Clark, David. __“88 Constellations for Wittgenstein (To Be Played with Left Hand).”__ __Electronic Literature Collections. Volume Two__, February 2011. College Park, Maryland: Electronic Literature Organization. ISSN: 1932-2011

“88 Constellations for Wittgenstein (To be Played with Left Hand)” is a collection of vignettes that utilize animation, audio, music, text, and interactive features to form a loose collage centered on the life and work of Austrian philosopher Ludwig Wittgenstein. Organized as a constellation map with linked stars, both the structure and the vignettes themselves speak to associative, nonlinear thinking and the issues of representation, language, and thought that characterized Wittgenstein’s philosophy.

Textual Features
  • The narration largely takes the place of text, which in turn is used as more of a design feature.
  • The tone of this narration varies from informative (as in 87, “$”), to more abstractly poetic (as in 9, “Paul Wittgenstein”).
  • The repeated graphics and symbols almost become a secondary kind of text that have accreted the associations Clark has used to connect them.
  • The mutability/ambiguity of the text itself is directly commented upon. (In 18, “Cassiopeia,” the same symbol may be a W for Wittgenstein, an M for Malcolm, a chair, a crown, a vain woman, or a coincidental grouping of stars.)

Media Features
  • Clear and extensive navigational tools: constellation map, stars in constellation, sitemap, instructions, etc.
  • Interaction with keys on the left-and side changes elements in certain vignettes (15, "Rabbit/Duck")
  • Narration, music, and sound effects are featured in most mini-films
  • Some ‘stars’ within constellations have there own internal links (87, "$")
  • Images are primarily in grayscale, though some color is strategically used
  • Original photos and vintage-style graphics are combined with a modern aesthetic

Reading Experience
Readers can choose any mixture of the three possible paths or strategies of navigation Clark gives to them: the larger star map, individual constellation maps, or the numbered sitemap. Each path provides a slightly different experience—using the star map has more of a feeling of random discovery; the constellation maps provide a grouping of associations and connections; and the sitemap gives way to a more linear reading experience. Regardless of the navigation method, however, as the reader progresses repetitions of themes, text, images, and ideas creates a sense of multilayered collage.

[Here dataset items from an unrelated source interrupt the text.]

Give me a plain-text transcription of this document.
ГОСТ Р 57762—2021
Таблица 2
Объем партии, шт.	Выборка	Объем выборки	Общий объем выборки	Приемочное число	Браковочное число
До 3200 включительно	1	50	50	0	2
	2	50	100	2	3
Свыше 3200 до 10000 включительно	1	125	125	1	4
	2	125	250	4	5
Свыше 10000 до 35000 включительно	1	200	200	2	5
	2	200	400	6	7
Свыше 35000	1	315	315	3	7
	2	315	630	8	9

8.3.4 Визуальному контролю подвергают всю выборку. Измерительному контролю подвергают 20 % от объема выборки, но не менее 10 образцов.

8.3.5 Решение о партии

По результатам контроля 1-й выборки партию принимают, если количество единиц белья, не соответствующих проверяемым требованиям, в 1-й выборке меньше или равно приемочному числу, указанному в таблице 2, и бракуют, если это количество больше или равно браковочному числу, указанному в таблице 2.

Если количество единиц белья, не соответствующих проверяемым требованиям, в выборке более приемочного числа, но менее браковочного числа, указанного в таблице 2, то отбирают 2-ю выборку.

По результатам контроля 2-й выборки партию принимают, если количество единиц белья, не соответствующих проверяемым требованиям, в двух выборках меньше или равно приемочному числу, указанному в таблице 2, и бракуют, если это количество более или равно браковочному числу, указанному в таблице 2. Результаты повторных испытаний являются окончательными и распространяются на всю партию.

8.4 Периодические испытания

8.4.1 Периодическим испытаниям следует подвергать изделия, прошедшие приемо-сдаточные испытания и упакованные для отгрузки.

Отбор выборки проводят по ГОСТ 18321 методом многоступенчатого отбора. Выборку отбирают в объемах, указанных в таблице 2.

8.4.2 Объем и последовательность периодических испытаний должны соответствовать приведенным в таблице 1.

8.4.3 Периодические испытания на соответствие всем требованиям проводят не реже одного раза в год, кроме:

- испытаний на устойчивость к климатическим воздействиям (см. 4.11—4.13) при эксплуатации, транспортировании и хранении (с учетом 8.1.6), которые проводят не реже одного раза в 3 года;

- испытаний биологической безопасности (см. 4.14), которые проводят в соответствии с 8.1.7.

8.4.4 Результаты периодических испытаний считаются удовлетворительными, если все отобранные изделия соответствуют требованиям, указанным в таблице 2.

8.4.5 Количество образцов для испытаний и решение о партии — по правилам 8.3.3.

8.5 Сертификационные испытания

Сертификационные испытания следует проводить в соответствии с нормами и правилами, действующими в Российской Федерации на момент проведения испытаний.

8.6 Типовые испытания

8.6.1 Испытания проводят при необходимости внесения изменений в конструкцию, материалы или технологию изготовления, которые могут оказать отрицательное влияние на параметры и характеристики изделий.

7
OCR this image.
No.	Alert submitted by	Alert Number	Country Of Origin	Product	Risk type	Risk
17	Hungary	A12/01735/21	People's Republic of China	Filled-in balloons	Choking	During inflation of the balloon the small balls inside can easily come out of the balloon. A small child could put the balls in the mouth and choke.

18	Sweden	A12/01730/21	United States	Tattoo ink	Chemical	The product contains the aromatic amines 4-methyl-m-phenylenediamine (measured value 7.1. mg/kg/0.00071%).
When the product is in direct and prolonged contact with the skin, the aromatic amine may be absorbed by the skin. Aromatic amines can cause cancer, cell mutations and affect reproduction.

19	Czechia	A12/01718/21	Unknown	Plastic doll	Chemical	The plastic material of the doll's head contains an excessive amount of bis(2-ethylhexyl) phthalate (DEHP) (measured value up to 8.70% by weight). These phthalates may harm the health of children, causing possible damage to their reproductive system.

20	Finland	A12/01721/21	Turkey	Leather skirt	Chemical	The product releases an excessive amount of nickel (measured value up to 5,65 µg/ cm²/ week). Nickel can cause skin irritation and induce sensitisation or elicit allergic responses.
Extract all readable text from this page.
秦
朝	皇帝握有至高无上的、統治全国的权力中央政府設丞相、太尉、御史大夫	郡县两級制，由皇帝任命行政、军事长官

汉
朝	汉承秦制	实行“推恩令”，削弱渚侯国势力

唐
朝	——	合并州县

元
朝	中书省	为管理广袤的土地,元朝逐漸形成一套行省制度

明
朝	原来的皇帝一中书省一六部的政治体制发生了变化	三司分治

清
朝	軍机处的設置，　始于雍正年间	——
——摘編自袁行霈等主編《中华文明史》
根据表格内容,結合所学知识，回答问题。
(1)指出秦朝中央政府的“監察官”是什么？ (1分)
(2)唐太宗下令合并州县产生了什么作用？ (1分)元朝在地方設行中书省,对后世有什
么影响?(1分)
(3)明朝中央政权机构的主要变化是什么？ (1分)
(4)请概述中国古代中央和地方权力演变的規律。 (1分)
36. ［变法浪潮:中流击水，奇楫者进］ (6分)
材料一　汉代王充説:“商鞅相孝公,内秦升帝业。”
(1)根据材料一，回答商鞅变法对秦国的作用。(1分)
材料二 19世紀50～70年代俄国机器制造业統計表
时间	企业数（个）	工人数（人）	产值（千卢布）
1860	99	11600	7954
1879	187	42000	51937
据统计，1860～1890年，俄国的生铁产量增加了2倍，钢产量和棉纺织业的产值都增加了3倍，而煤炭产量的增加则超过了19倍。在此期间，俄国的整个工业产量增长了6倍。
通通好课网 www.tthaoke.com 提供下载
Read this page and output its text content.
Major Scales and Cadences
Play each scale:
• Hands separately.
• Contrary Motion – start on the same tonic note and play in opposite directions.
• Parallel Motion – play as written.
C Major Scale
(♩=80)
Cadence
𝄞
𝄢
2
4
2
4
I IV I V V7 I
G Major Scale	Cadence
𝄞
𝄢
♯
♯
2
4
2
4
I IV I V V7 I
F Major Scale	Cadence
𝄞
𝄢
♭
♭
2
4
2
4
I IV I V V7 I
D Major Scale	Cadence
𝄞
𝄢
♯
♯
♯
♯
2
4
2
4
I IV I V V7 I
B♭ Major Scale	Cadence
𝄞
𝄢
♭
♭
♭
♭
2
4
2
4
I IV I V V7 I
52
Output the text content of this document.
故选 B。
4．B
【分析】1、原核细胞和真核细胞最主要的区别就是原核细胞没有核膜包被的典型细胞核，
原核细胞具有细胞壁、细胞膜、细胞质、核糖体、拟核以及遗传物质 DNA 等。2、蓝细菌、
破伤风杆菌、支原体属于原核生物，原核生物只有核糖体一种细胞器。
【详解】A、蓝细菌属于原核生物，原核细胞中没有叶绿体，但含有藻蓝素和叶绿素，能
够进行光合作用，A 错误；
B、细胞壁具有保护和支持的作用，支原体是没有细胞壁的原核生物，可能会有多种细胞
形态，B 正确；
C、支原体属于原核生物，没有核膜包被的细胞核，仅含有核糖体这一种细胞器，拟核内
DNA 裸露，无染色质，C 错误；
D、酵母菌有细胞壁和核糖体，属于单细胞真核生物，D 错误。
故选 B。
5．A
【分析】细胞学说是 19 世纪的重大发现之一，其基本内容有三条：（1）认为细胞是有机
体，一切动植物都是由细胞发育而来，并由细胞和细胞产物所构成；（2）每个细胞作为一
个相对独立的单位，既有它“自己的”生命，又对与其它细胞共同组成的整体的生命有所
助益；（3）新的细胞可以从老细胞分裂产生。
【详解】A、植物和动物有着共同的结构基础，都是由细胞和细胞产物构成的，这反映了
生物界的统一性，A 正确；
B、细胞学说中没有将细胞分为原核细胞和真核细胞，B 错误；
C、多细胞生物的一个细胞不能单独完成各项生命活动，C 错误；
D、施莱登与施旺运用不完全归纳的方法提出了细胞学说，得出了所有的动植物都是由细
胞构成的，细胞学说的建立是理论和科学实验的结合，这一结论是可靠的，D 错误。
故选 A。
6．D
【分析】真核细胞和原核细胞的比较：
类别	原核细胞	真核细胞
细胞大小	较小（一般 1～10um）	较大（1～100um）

This piece stands as an elegant, well designed example of the content matching the form. Wittgenstein was concerned with language, representation, and the meanings we impose on language and the world around us; though his early work stressed logic and linearity, he later recanted in favor of the position that meaning is created and associative. While in “From Game-Story to Cyberdrama” Janet Murray enlists Louis Borges’ notion of a pullulating moment to specifically describe the replay aspect (where a player can essentially re-do a moment in time) of some games, it may apply equally well to pieces such as “88 Constellations” in which a sprouting of connections and associations reveals a multiplicity of realities for a single moment—a universe of constellations of connections within a single idea or subject (7). Clark has organized this piece in such a way that meanings layer on top of each other, and as the reader works his or her way through the vignettes the familiarity of something as common as dollar sign becomes complicated with associations as varied as slave stakes, the pillars of Hercules, the twin towers, “Shave and a Haircut,” the mambo, 2001: A Space Odyssey, and Latin American ‘yo-mama’ insults.